PK: metabolically activated spontaneously or via cyp450 enzymes
Increased risk for leukemia
ATRA (All Trans Retinoic Acid)
Used to treat M3 subtype of AML due to cells (faggot cells) having mutated retinoic acid receptor.
Very effective; important dx and rx combo to prevent DIC caused by M3 AML if treated classically.
Leucovorin
Rescues normal cells in MTX treatment. Folate analog that doesn’t require DHFR.
Normal cells can use at higher rates than cancer cells.

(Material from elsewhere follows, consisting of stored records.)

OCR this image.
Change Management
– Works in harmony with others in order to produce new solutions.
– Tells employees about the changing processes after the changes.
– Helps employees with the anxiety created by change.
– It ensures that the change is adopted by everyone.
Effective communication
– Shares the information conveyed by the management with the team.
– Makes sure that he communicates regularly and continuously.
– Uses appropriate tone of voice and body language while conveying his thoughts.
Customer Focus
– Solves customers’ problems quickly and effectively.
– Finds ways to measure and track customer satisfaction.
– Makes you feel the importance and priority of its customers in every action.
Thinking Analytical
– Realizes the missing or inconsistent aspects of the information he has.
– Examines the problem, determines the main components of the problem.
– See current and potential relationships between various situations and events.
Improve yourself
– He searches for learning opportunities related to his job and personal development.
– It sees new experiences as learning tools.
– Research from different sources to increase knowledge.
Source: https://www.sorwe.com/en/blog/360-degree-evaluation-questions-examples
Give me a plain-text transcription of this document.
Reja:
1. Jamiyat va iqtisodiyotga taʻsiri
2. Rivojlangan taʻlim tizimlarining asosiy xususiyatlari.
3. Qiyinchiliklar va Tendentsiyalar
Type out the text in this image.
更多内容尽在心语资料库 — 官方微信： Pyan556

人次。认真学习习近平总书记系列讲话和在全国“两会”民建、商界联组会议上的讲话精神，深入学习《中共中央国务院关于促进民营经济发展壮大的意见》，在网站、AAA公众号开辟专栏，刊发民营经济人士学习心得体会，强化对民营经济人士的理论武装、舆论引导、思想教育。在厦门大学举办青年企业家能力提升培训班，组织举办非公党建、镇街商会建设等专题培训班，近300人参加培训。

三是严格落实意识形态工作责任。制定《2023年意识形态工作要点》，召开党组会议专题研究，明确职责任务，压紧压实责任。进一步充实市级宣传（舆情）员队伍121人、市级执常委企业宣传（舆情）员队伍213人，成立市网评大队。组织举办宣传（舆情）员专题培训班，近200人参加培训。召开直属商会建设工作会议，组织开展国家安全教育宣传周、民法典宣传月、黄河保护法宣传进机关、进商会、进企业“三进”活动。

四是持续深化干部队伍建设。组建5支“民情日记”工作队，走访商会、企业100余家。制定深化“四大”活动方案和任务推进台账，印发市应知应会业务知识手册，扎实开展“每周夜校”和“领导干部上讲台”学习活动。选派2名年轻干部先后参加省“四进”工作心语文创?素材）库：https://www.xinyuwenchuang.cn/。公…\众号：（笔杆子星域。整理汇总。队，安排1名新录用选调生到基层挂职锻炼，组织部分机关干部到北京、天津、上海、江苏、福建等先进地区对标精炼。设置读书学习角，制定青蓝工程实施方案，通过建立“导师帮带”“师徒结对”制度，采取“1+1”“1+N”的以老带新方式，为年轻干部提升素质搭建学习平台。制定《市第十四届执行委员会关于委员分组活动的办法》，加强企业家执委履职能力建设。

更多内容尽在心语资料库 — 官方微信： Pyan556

Preferentially taken up via reduced folate carrier (rfc) protein (expressed at lower rates in cancer cells) vs. folate receptor.
Allows us to give very high doses of MTX.
Also increases binding affinity and half-life of 5-FU for Thymidylate synthase
Glucarpidase
Enzyme that degrades MTX. Given w/ MTX overdose or w/ kidney insufficiency.
Mitomycin
Cross linking antibiotic.
Selectivity: Need reduction reaction to activate (more likely in hypoxic cancer cells)
Resistance via increased trapping agents and increased DNA repair
Toxicity: lung toxicity (in less than 10% but fatal in 50%); kidney toxicity.
MESNA
Adjunct given w/ cyclophosphamide which blocks acrolein preventing hemorrhagic cystitis.